Divided for about seven decades, North and South Korea together won their first international recognition of Korean traditional wrestling as one of the world’s cultural treasures on 26th November 2018.
The joint inscription of ‘Ssirum/Ssireum, traditional Korean Wrestling’ of the Republic of Korea and the Democratic People’s Republic of Korea on the Representative List of Intangible Cultural Heritage of Humanity of UNESCO was approved during the 13th Session of the Intergovernmental Committee for the Safeguarding of the Intangible Cultural Heritage in Port Louis, Mauritius. (CCFU is accredited to this committee and participated in the proceedings in Port Louis)
The Koreas had earlier pushed separate bids for the sport’s UNESCO recognition before merging their applications amid an easing of tensions this year. Local media reports said South Korea had first proposed the joint bid after a leaders’ summit at a Korean border village in April.
“The joint inscription marks a highly symbolic step on the road to inter-Korean reconciliation,” UNESCO director-general Audrey Azoulay said in a statement. “It reminds us of the peace-building power of cultural heritage, as a bridge between peoples. This marks a victory for the longstanding and profound ties between both sides of the inter-Korean border.”

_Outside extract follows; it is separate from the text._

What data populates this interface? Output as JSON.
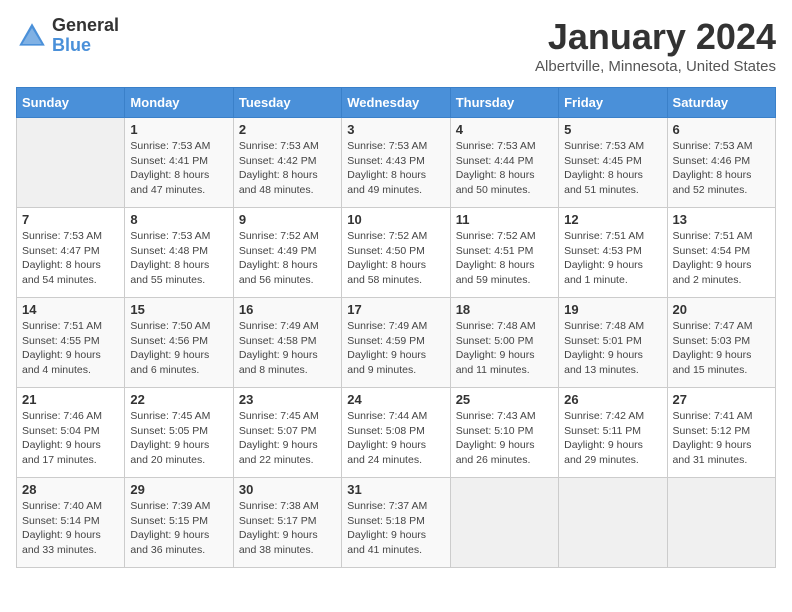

South Korean President Moon Jae-in hailed the UNESCO inscription, calling it a “result of recent South-North cooperation.” The South’s Cultural Heritage Administration said that the two Koreas have been given a new opportunity to further promote exchanges in the field of cultural heritage. It said in a statement the joint nomination is the “fruitful outcome of a meeting” between Moon and Azoulay in October.
UNESCO said during that meeting with Moon, Azoulay proposed a series of concrete projects involving UNESCO that would facilitate inter-Korean reconciliation. It said similar discussions also took place with North Korea in recent weeks. “The commitment of UNESCO to facilitate peace between the two parties has led to the joint inscription in a short time frame,” it said.
The Koreas were a single country before their separation in 1945. Split along the world’s most heavily fortified border, the countries now have linguistic, cultural and other gaps.
North Korea has won UNESCO recognitions of two Korean cultural assets — the Korean folk tune “Airrang” and the making of Kimchi. The two are among the 19 items that South Korea has received UNESCO recognition for, according to South Korean officials.
Korean wresting is a national sport and a popular cultural practice in both Koreas. In the sport, participants with a belt around their waists and thighs use their hands, legs and other body parts to bring down their opponents. In South Korea, it gained wide popularity in the 1980s, threatening the long-running popularity of baseball and soccer.